Having come to the end of studying Tragedy as part of my English Tripos at Cambridge and still feeling that it was by far my most difficult paper, a trip to Athens gave me an opportunity to revisit Greek Tragedy in a new light after the pressure of learning for exams.
Flying to Athens only two days after graduating, this trip was both a great celebration to end our degrees with and our last proper time together before each moving on to our prospective graduate jobs.
We managed to book a stay in the tallest hotel in Athens which gave incredible panoramic views of the city—a great way to take it all in as a whole. We stayed slightly out of the centre which meant that we got a great look at the modern-day Athens city life and then got the metro every day into the ancient city centre. The metro was by far cleaner, easier, and even colder than the London tube which made travelling stress-free!
With temperatures going upwards of 36 degrees and extreme UV warnings, much of our sightseeing had to be done in the early evenings. Even then, it was upwards of 30 degrees as we set off on the uphill climb to the Acropolis (or ancient city) and its surrounding archaeological sites. Exploring things such as the Herodes Atticus, I understood quickly how Athens acted as the beginnings of democracy, philosophy, and culture in Europe. The stunning 360 degree view of Athens than we got from the Parthenon was also definitely worth the climb.
However, my favourite thing I visited remained at the bottom of the acropolis. The Theatre of Dionysus played a huge role in my studies of Greek Tragedy during my time at Cambridge, and it was amazing to see it in person. Imagining the Athenians gathered around in there stone theatre reminded me again why, even though Tragedy was a difficult paper, it was also one of the most culturally rich and rewarding.
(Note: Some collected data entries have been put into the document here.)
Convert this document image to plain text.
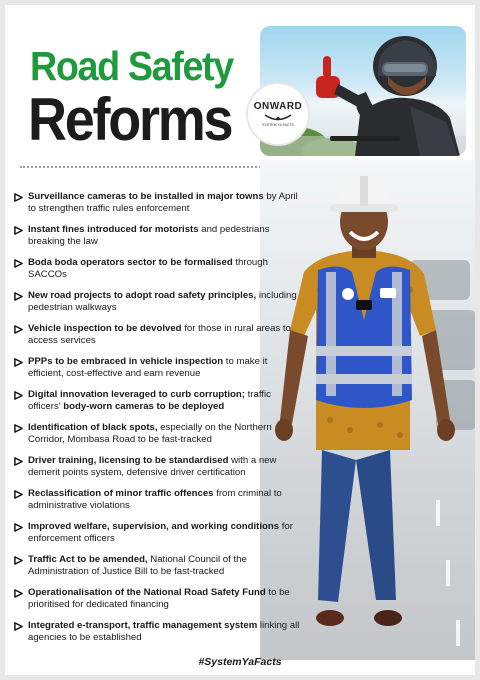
Road Safety
Reforms ONWARD
SYSTEM YA FACTS
Surveillance cameras to be installed in major towns by April to strengthen traffic rules enforcement
Instant fines introduced for motorists and pedestrians breaking the law
Boda boda operators sector to be formalised through SACCOs
New road projects to adopt road safety principles, including pedestrian walkways
Vehicle inspection to be devolved for those in rural areas to access services
PPPs to be embraced in vehicle inspection to make it efficient, cost-effective and earn revenue
Digital innovation leveraged to curb corruption; traffic officers' body-worn cameras to be deployed
Identification of black spots, especially on the Northern Corridor, Mombasa Road to be fast-tracked
Driver training, licensing to be standardised with a new demerit points system, defensive driver certification
Reclassification of minor traffic offences from criminal to administrative violations
Improved welfare, supervision, and working conditions for enforcement officers
Traffic Act to be amended, National Council of the Administration of Justice Bill to be fast-tracked
Operationalisation of the National Road Safety Fund to be prioritised for dedicated financing
Integrated e-transport, traffic management system linking all agencies to be established
#SystemYaFacts
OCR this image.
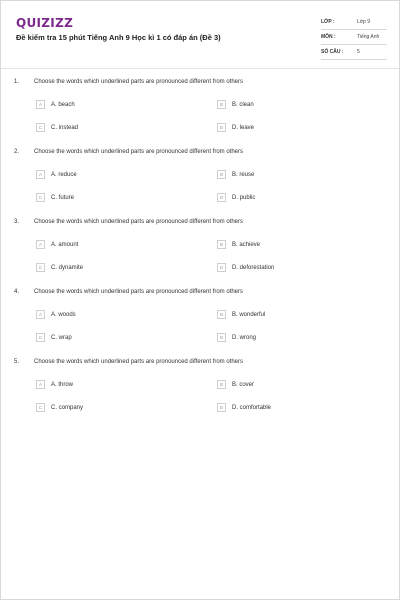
QUIZIZZ
Đề kiểm tra 15 phút Tiếng Anh 9 Học kì 1 có đáp án (Đề 3)
LỚP :	Lớp 9
MÔN :	Tiếng Anh
SỐ CÂU :	5
1. Choose the words which underlined parts are pronounced different from others
A	A. beach	B	B. clean
C	C. instead	D	D. leave
2. Choose the words which underlined parts are pronounced different from others
A	A. reduce	B	B. reuse
C	C. future	D	D. public
3. Choose the words which underlined parts are pronounced different from others
A	A. amount	B	B. achieve
C	C. dynamite	D	D. deforestation
4. Choose the words which underlined parts are pronounced different from others
A	A. woods	B	B. wonderful
C	C. wrap	D	D. wrong
5. Choose the words which underlined parts are pronounced different from others
A	A. throw	B	B. cover
C	C. company	D	D. comfortable
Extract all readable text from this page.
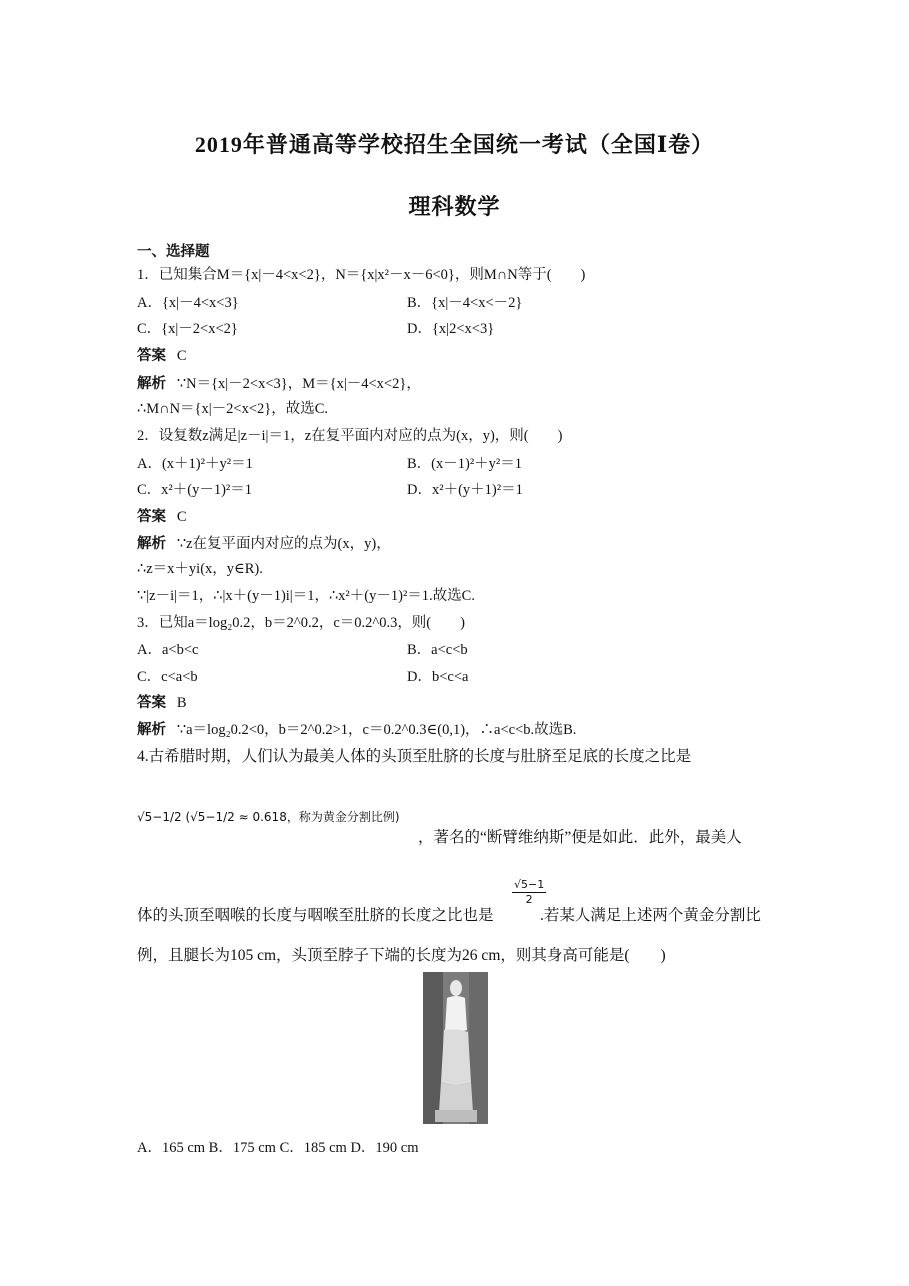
2019年普通高等学校招生全国统一考试（全国Ⅰ卷）
理科数学
一、选择题
1．已知集合M＝{x|－4<x<2}，N＝{x|x²－x－6<0}，则M∩N等于(　　)
A．{x|－4<x<3}	B．{x|－4<x<－2}
C．{x|－2<x<2}	D．{x|2<x<3}
答案 C
解析 ∵N＝{x|－2<x<3}，M＝{x|－4<x<2}，
∴M∩N＝{x|－2<x<2}，故选C.
2．设复数z满足|z－i|＝1，z在复平面内对应的点为(x，y)，则(　　)
A．(x＋1)²＋y²＝1	B．(x－1)²＋y²＝1
C．x²＋(y－1)²＝1	D．x²＋(y＋1)²＝1
答案 C
解析 ∵z在复平面内对应的点为(x，y)，
∴z＝x＋yi(x，y∈R).
∵|z－i|＝1，∴|x＋(y－1)i|＝1，∴x²＋(y－1)²＝1.故选C.
3．已知a＝log₂0.2，b＝2^0.2，c＝0.2^0.3，则(　　)
A．a<b<c	B．a<c<b
C．c<a<b	D．b<c<a
答案 B
解析 ∵a＝log₂0.2<0，b＝2^0.2>1，c＝0.2^0.3∈(0,1)，∴a<c<b.故选B.
4.古希腊时期，人们认为最美人体的头顶至肚脐的长度与肚脐至足底的长度之比是
√5−1/2 (√5−1/2 ≈ 0.618，称为黄金分割比例)
，著名的“断臂维纳斯”便是如此．此外，最美人
体的头顶至咽喉的长度与咽喉至肚脐的长度之比也是
$\frac{√5-1}{2}$
.若某人满足上述两个黄金分割比
例，且腿长为105 cm，头顶至脖子下端的长度为26 cm，则其身高可能是(　　)
A．165 cm B．175 cm C．185 cm D．190 cm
At night, we got to see the contemporary side of the city meet its ancient counterpart. Fashionable modern bars met traditional Greek restaurants as tourists streamed down the city’s streets. The food (including far too many Greek kebabs) was amazing! We found ourselves stumbling upon ancient ruins when out for dinner (like that of Hadrian’s Library) and a look up gave a brilliant view of the lit up ruins of the Parthenon and other ruins.
I couldn’t have asked for a better way to conclude my degree at Murray Edwards—a great time spent with wonderful friends, remaining curious and interested in what the world has to offer even outside of Cambridge’s confines. I’m extremely grateful to Gateway and to the RMTF for enabling us to have this experience.